Statistical guarantees¶
- Groupwise sparsity / selection. Under a group-restricted-eigenvalue condition and
\(\lambda\asymp\sigma\big(\sqrt{d_g/n}+\sqrt{\log G/n}\big)\), the group lasso recovers the true
active groups and attains \(\ell_2\) error scaling with the total active dimension
\(\sum_{g\in S}d_g\) rather than \(p\) (Bühlmann & van de Geer,
buhlmann2011statistics). - The \(\sqrt{d_g}\) weighting equalizes the noise level across groups of differing size, which is what makes a single \(\lambda\) appropriate for all groups.
Variants & related¶
- Lasso — the all-singletons case (\(d_g\equiv 1\)).

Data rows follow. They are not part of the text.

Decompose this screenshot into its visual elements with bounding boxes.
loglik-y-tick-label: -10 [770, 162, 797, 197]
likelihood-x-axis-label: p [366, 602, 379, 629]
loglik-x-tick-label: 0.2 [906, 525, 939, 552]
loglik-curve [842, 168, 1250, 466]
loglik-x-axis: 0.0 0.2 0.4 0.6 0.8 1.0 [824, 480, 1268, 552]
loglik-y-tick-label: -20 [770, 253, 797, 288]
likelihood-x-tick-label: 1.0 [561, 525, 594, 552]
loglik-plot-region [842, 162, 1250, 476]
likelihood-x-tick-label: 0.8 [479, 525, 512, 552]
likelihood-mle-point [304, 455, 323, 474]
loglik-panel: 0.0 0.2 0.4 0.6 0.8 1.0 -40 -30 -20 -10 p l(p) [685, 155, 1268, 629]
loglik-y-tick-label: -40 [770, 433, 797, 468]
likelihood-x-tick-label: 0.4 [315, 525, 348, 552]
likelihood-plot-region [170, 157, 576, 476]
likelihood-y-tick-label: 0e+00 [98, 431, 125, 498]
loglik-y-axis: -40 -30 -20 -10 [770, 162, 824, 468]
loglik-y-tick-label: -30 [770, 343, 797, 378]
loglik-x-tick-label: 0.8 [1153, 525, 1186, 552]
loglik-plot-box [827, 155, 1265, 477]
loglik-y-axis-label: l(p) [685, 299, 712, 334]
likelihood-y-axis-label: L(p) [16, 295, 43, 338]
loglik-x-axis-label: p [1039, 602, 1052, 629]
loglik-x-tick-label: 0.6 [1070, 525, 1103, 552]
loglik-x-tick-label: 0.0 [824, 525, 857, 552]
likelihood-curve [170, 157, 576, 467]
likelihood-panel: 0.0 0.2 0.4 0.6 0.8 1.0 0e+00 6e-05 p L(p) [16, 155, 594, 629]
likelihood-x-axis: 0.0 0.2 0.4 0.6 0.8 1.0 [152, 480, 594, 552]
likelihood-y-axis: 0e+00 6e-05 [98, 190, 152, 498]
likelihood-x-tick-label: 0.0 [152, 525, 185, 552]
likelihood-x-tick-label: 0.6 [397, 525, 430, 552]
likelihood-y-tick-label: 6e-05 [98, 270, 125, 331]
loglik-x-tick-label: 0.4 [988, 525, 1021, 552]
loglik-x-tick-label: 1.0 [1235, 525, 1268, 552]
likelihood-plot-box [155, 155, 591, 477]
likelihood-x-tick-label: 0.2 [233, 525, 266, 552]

- Sparse group lasso — adds an extra \(\ell_1\) term for within-group sparsity (
SGL2015). - Elastic Net · Adaptive Lasso · Fused Lasso — sibling structured penalties.
- Overlapping group lasso — groups may share variables (latent-group formulation).
References¶
- Yuan & Lin (2006), Model selection and estimation in regression with grouped variables —
original group lasso (canonical paper; not in
reference.bib). - Simon, Friedman, Hastie & Tibshirani (2013), A sparse-group lasso (
SGL2015) — block coordinate descent and the sparse-group extension. - Bühlmann & van de Geer (2011), Statistics for High-Dimensional Data (
buhlmann2011statistics) — group lasso theory and conditions. - Friedman, Hastie, Höfling & Tibshirani (2007), Pathwise coordinate optimization (
fhht2007) — pathwise coordinate-descent machinery.